Photo above by 401(k) 2013 with Flickr Creative Commons License
On Friday, Sen. Paul Pinsky and 15 co-sponsors again introduced legislation to establish combined reporting as the way corporations would determine their taxes in Maryland law. Pinsky has repeatedly sponsored this measure and Maryland businesses have repeatedly opposed it.
What follows is a letter sent to the governor, Senate president and House speaker by the president of the Maryland Chamber of Commerce explaining why combined reporting should be rejected again.
By Brien Poffenberger
Maryland Chamber of Commerce
The new legislative session has opened with the promise of a serious conversation about corporate taxes, and we look forward to being part of the debate. Much of the discussion, however, has been about “combined reporting,” a complex formula that assesses taxes based on a company’s profits and losses in other states, as well as in Maryland.
In the last several years, combined reporting has been exhaustively researched and debated among public policy makers in Annapolis. Specifically, in 2007 the General Assembly directed the Comptroller to study combined reporting’s impact on corporate tax revenue, and he found no net benefit. The Maryland Business Tax Reform Commission also weighed the pros and cons of combining reporting, deciding in the end against it. Here is a summary of those and other studies:
- No Net Impact on Revenue – Combined reporting will not increase revenues. Groups advocating for combined reporting see it as a “silver bullet” that will raise billions in additional tax revenue, but the data do not support that argument. The Comptroller’s study tracked five years of dual tax filings from the same companies, one set using the current system and one using combined reporting. The study found no significant additional revenue. Instead, the two systems brought in roughly the same amount of revenue over the five year period, though distributed differently.
- No Help in Capturing Revenue – Maryland has laws and successful audit methods for maximizing the capture of tax revenue. In 2004, the Maryland General Assembly added two provisions to the state tax statutes that undo the perceived abuse of intercompany/interstate transactions: 1) the “add-back” provision, which disallows deductions for certain expenses paid to related corporations in other states, and 2) “section 482” powers which allow the Comptroller to adjust amounts of income and expense between related corporations.
- Further, since early in the last decade, the Comptroller’s office has aggressively audited multistate corporations. Using the 2004 changes, the state has added millions of dollars in taxes collected, and the courts have increasingly found in favor of the Comptroller in litigated cases. Because of the legislation, audits, and court decisions, claims that large corporations are evading Maryland taxes by “booking work done in Maryland to states with lower rates” are simply not true.
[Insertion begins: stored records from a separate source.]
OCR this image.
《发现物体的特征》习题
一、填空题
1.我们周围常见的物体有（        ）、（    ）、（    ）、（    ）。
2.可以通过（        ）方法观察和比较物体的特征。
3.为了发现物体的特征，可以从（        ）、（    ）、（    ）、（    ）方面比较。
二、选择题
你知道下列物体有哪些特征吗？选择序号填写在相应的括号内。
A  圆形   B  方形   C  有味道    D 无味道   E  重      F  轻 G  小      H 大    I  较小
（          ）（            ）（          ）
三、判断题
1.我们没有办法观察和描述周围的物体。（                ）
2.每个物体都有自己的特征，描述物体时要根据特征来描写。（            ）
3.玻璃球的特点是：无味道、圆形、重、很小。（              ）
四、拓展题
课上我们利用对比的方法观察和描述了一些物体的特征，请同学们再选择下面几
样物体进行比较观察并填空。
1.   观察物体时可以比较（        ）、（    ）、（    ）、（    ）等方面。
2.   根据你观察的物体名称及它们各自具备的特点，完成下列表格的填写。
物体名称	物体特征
- Increasing Volatility – Though the net revenue to the state would have been roughly the same over the five year period of the Comptroller’s study, in three of those five years, the annual totals would have been significantly less if combined reporting had been in place. Such volatility creates uncertainty and makes budgeting difficult both for businesses and for policy makers.
- Creating Winners and Losers – The Comptroller’s study showed that combined reporting would shift tax burdens among industries, with some individual companies paying more while others paid less. This picking of “winners” and “losers” would be seemingly arbitrary and not tied to Maryland’s strategy for economic development. Further, among the “losing” industries were information technology and manufacturing, two sectors that Maryland is trying to attract. At the same time, real estate, management companies, and utilities, for example, would receive large windfalls from reduced taxes if combined reporting were enacted.
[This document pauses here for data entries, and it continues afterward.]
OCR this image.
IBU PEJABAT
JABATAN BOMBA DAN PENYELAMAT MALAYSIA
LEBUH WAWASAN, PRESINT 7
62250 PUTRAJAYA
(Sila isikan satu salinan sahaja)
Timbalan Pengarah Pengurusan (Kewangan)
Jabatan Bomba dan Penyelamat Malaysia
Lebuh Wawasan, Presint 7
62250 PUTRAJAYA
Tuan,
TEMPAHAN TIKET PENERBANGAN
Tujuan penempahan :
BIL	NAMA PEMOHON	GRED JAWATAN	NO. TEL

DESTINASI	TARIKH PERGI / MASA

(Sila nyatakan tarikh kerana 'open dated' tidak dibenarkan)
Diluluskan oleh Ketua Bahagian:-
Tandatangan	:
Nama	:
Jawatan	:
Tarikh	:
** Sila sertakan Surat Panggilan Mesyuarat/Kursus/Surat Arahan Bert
- Creating a Competitive Disadvantage – Many of Maryland’s major competitor states do not use combined reporting. In assessing our business climate, we should focus our comparisons on those states that pose the greatest threats. In the battle to attract and retain businesses, we most often compete with Virginia, Pennsylvania, Delaware, North Carolina, and New Jersey, and none of them use combined reporting. And so implementing combined reporting would create a competitive disadvantage for Maryland and hamper our ability to create jobs.
- Creating Undue Complexity – Combined reporting is a highly complex method of apportioning taxable income among all the states in which the companies do business, and if adopted, it would apply to all Maryland corporations – small, medium, and large. Although the largest companies may be equipped for such complexity, Maryland’s smaller businesses would not. Adoption of combined reporting would greatly increase the time and expense required to prepare companies’ Maryland returns.
Despite claims to the contrary, combined reporting closes no loopholes and adds little to overall state coffers. Instead, it adds volatility to tax revenues, disadvantages Maryland among its competitors, adds complexity to small businesses, and risks alienating the very industries Maryland is trying to attract. Combined reporting would be bad for Maryland, its businesses, and the state agencies charged with servings its needs.
The policy conversation in Annapolis has turned toward the business climate and economic development. There is a growing consensus around the need to create jobs and grow the state’s economy. The message has resonated with voters, with legislators, and with our members. Adopting combined reporting would be a step backward and would only serve to slow the momentum toward a more prosperous Maryland.
Brien Poffenberger is president and CEO of the Maryland Chamber of Commerce.